Inditex hinkt hinterher

Zu den wenigen Verlierern am Parkett 2025 gehört der frühere Börsenliebling Inditex mit Kursverlusten von über 10%. Der weltweit größte Modekonzern enttäuschte mit den Zahlen des Frühjahrsquartals und der Zurückhaltung der Käufer. Allerdings galt der Betreiber von Ketten wie Zara oder Massimo Dutti vielen Analysten zuvor als leicht überbewertet. Nun raten 18 Analystenhäuser wieder zum Kauf der Aktie. Mit einer Marktkapitalisierung von 135 Mrd. Euro bleibt Inditex das Schwergewicht der Madrider Börse. Doch der Stromversorger Iberdrola rückt auf und erreichte vor Tagen seinen Höchstwert von 110 Mrd. Euro. Der international tätige Konzern gehört zur Avantgarde bei der Elektrifizierung der Wirtschaft.

Für viel Gesprächsstoff bei den Anlegern sorgt in diesem Jahr Telefónica. Nach den Einstieg von STC aus Saudi-Arabien erwarb der spanischen Staat einen Anteil von 10% am Telekomkonzern und bewirkte kurz darauf einen Wechsel der Führung. Nun plant der neue Vorsitzende Marc Murtra den Kauf von Zegona, der unter anderem die spanischen Tochter von Vodafone erworben hatte.

Flaute bei IPOs

Die Euphorie am Aktienmarkt schlägt jedoch nicht auf den Markt für Neuemissionen durch. Nach einer langen Flaute hatte sich mit der Parfümeriekette Puig im Mai letzten Jahres erstmals wieder ein Konzern aufs Parkett gewagt. Doch der Kurs liegt heute gut 30% unter dem Ausgabepreis. In diesem Jahr wagten sich HBX, Betreiber einer Plattform für Hotelübernachtungen, und der Spiel- und Casinokonzern Cirsa an die Börse. Während HBX seit dem IPO im Februar um gut 30% abgeschmiert ist, verbucht Cirsa seit Juli lediglich leichte Kursgewinne. Das scheint andere Kandidaten zu demotivieren.

Der Börsenbetreiber BME, Tochter der Schweizer SIX, versucht gerade mit einem neuen und vereinfachten System mehr Interessenten für einen Gang an die Börse zu gewinnen. Dabei wird die Anforderung eines Freefloat von mindestens 25% bei Erstnotierung für 18 bis 24 Monate ausgesetzt.

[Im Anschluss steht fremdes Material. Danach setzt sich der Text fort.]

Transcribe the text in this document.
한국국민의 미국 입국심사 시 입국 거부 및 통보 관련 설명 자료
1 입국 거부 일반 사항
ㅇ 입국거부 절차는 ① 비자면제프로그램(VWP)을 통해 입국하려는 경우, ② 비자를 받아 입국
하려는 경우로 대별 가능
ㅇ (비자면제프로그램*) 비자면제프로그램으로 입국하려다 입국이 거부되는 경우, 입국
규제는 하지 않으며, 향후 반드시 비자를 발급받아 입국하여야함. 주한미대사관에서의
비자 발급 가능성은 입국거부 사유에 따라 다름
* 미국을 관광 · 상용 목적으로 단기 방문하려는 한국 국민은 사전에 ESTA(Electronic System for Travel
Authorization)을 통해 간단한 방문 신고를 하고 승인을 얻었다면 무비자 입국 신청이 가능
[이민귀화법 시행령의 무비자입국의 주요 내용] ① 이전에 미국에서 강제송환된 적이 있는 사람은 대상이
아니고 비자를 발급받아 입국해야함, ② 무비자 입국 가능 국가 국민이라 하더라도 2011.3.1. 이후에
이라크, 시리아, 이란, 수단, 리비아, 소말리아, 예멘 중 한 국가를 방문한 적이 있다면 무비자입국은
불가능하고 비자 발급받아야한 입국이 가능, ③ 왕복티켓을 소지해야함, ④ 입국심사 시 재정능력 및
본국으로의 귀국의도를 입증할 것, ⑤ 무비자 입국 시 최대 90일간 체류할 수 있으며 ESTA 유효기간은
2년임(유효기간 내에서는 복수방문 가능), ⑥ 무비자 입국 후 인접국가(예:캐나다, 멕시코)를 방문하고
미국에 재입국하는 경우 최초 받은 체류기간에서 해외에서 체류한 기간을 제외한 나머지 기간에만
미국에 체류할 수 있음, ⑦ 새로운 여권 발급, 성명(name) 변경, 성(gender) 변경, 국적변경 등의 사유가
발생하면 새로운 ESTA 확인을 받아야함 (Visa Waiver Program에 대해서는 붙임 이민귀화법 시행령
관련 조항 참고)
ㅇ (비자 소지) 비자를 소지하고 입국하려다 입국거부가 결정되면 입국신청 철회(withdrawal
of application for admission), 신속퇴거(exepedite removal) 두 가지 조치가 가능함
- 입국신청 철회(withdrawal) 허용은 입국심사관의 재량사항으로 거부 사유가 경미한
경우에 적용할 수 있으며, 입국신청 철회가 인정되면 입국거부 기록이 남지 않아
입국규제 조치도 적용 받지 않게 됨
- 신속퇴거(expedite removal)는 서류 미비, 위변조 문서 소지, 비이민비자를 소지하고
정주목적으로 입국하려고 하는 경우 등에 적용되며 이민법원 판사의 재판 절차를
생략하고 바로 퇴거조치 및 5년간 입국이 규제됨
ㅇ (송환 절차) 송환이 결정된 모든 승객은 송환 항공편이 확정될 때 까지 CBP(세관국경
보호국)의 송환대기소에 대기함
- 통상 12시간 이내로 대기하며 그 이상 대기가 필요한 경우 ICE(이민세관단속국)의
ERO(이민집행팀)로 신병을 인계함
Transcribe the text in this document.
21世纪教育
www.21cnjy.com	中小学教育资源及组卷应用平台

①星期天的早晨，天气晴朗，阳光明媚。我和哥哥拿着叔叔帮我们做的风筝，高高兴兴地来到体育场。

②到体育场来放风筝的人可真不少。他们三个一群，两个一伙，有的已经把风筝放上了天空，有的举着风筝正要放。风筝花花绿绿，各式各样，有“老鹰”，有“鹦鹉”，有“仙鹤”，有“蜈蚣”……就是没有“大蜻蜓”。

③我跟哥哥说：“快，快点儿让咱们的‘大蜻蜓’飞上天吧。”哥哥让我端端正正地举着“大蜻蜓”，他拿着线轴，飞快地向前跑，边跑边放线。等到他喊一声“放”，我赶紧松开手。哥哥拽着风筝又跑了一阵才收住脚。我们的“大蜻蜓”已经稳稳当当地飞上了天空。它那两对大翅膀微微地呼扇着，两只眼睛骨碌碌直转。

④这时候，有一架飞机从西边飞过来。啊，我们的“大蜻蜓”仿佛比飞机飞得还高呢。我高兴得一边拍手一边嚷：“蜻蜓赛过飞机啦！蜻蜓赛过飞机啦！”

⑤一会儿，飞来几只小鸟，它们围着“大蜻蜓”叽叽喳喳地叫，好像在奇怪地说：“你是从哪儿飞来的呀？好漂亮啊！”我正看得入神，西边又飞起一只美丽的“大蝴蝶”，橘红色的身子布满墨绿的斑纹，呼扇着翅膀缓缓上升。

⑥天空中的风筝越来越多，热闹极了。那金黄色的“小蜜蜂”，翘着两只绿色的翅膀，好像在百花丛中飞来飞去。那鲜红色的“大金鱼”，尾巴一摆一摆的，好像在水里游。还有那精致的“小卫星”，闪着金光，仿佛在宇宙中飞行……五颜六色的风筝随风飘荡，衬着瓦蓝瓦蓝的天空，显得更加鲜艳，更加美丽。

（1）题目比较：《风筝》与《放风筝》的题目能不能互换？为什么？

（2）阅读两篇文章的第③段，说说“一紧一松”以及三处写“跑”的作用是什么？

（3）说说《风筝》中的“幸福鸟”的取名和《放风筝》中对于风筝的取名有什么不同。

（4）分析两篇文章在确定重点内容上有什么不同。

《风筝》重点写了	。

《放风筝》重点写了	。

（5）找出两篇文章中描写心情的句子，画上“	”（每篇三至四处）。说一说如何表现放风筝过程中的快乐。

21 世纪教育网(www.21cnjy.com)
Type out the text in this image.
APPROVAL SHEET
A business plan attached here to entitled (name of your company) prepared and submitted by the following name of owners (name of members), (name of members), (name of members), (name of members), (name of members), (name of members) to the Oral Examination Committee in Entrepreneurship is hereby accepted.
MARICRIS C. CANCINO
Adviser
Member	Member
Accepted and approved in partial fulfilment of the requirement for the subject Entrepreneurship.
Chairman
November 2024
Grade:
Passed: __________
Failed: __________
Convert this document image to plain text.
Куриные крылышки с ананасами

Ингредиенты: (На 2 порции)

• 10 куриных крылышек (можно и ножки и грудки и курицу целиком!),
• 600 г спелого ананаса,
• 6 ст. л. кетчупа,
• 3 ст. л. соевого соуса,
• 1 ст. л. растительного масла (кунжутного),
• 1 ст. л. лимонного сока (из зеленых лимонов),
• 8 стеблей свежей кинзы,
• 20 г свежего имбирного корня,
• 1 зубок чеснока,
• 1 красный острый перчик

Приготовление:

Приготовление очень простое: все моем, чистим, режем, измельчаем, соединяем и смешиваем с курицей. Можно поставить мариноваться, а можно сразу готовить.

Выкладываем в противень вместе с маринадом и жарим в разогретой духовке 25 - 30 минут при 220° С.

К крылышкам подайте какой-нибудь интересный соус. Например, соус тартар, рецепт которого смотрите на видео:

Über die Rallye am spanischen Aktienmarkt freut sich letztlich auch der spanische Staat, der umfangreiche Beteiligungen bei Caixabank, Telefónica, Aena, den Betreibern der Strom- und Gasnetze Redeia und Enagás sowie dem Rüstungskonzern Indra besitzt, der von der Aufrüstung in Europa getrieben wird.